Her lawyer had a point. The Dromdanjerie was Injiltaprajura’s lunatic asylum. It held the usual range of howling madmen, slobbering morons, helpless dements, autistic bone-bags, schizophrenic demon-angels, alcoholic degenerates and syphilitic idiots; but also imprisoned within its walls were a few very intelligent psychopaths, some of whom had not been seen in public for decades.
‘Candidates?’ said Justina.
‘Pardon?’ said Dardanalti.
‘Have you any specific candidates in mind?’ said Justina. ‘For our fake wazir, I mean?’
‘No, my lady,’ said Dardanalti.
‘Then,’ said Justina, ‘I propose that we go together to the Dromdanjerie. The sooner the better. Now being better than any time later.’
But before Justina and Dardanalti could depart, a manservant intruded upon their privacy.
‘What is it?’ said Justina.
‘We have news of the latest arrivals,’ said the manservant, referring to the two ships which had come into the Laitemata at dawn.
‘Good,’ said Justina, pleased to see that her orders were being obeyed; it was most important that the palace had intelligence about each new vessel that arrived in the harbour.
‘One is a general trader,’ said the manservant, retailing the information freshly delivered by Justina’s spies.
‘And the other?’ said Justina.
‘It is a cruise ship, ma’am.’
‘A what?’ said Justina.
‘A — a ship of ill repute,’ said the manservant.
‘He means a brothel ship,’ said Dardanalti.
‘Oh,’ said Justina. ‘I didn’t know there really were such things. I thought that was just a story.’
‘Manamalargo is famous for such cruise ships, ma’am.’
‘Well, well,’ said Justina. ‘One lives and learns. What news of Yestron?’ ‘Talonsklavara wages still.
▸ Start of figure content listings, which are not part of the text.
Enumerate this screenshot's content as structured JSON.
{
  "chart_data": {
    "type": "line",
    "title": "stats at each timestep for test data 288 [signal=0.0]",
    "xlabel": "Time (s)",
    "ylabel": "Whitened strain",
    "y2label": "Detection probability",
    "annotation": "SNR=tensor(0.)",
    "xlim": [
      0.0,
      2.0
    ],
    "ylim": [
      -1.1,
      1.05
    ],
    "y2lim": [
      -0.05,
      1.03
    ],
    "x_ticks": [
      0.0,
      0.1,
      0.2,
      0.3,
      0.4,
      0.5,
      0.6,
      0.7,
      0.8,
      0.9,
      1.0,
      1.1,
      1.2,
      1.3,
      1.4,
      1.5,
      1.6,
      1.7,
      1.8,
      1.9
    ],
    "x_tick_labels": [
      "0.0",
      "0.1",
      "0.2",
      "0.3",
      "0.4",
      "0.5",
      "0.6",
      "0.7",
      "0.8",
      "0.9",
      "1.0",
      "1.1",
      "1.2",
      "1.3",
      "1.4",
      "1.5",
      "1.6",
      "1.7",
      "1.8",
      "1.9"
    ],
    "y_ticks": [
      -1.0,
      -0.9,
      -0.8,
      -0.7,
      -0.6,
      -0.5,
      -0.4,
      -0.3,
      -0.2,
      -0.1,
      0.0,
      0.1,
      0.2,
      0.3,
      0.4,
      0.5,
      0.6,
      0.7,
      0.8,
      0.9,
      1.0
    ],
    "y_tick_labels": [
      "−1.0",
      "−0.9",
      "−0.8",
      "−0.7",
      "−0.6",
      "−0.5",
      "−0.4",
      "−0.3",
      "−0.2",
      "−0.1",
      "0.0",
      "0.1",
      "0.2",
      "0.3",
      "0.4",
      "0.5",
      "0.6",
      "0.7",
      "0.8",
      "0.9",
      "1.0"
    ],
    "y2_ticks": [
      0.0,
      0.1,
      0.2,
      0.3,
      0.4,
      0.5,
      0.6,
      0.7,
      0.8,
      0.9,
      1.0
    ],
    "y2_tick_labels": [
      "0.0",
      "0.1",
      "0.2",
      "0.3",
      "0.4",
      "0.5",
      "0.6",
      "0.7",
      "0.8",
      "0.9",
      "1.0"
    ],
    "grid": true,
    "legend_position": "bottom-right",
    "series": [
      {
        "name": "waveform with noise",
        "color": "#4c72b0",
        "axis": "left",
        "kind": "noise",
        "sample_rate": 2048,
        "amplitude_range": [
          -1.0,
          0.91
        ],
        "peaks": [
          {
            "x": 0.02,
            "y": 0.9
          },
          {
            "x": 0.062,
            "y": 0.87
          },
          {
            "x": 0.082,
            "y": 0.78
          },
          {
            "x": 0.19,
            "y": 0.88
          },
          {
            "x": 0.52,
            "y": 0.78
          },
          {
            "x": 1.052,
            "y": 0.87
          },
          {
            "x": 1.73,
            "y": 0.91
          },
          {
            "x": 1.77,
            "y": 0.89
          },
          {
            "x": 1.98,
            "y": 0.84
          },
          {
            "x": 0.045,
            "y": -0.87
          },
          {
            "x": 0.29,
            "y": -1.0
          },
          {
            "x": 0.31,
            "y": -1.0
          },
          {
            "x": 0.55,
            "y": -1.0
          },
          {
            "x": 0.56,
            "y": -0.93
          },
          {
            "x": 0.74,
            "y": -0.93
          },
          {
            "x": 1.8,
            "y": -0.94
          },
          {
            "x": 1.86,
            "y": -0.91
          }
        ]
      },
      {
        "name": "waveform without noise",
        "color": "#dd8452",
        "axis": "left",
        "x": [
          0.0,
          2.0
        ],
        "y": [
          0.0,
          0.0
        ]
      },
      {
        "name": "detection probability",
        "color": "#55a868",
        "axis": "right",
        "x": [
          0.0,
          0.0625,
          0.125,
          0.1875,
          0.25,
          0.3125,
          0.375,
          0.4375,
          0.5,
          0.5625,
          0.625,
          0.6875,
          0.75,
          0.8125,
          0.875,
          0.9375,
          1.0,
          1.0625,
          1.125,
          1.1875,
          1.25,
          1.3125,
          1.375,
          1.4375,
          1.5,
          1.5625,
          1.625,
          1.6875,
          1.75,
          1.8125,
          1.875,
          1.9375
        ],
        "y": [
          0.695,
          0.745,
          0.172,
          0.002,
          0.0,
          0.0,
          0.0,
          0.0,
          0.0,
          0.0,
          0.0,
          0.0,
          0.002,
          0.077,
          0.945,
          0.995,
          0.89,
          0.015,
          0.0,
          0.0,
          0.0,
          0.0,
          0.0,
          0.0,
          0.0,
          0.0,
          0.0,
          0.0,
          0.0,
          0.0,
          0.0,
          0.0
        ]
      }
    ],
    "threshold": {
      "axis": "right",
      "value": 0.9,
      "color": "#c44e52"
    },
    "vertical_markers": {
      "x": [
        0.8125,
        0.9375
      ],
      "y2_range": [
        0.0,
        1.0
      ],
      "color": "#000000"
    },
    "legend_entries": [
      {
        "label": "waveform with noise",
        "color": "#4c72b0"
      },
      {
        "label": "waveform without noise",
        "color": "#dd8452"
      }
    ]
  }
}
The war is undecided.’
‘Good,’ said Justina. ‘You are dismissed.’
The manservant departed, and Justina smiled.
‘That seems to solve our immediate problems,’ said Dardanalti.
‘It gives us time in which to manoeuvre,’ said Justina. ‘But no more. The sooner we choose and train our wazir the better. Come! The bedlam awaits.’
The impetuous haste with which Justina set forth for the Dromdanjerie is best explained by the agonies of impotent waiting which she had endured for so long. At last she had a plan of action: risky, uncertain, perhaps lunatic. But a plan regardless. Something she could do. And this fired her frame with energy. So forth she went with Dardanalti at her side.
But Justina had got no further than the front steps of her palace when she was intercepted by Juliet Idaho, who demanded to see her in private. Immediately.
Justina sighed, commanded Dardanalti to wait, then walked Idaho to her office. Juliet Idaho was a warrior’s warrior, a hero who would have made a fitting companion for Vorn the Gladiator on any of the missions of peril undertaken by that lusty swordsman; but Justina was not a gladiator, and sometimes (just sometimes) Idaho got on her nerves.
Once in her office, Justina sat.
‘What is it?’ said she.
‘This,’ said Juliet Idaho, passing over a document.
‘And what is this?’ said Justina.
‘That’s what I want to know,’ said Juliet Idaho, seating himself without invitation.
Justina studied Idaho’s offering, a single sheet of ricepaper nearly obliterated by a million chicken-scratchings in vermilion ink.
‘It appears to be writing,’ said she, squinting at the miniscule letters so painfully executed in a crabbed and scorpioned hand. ‘But in what language I cannot say. The words are like our dummer’s drums: they say something, but say nothing intelligible to me.’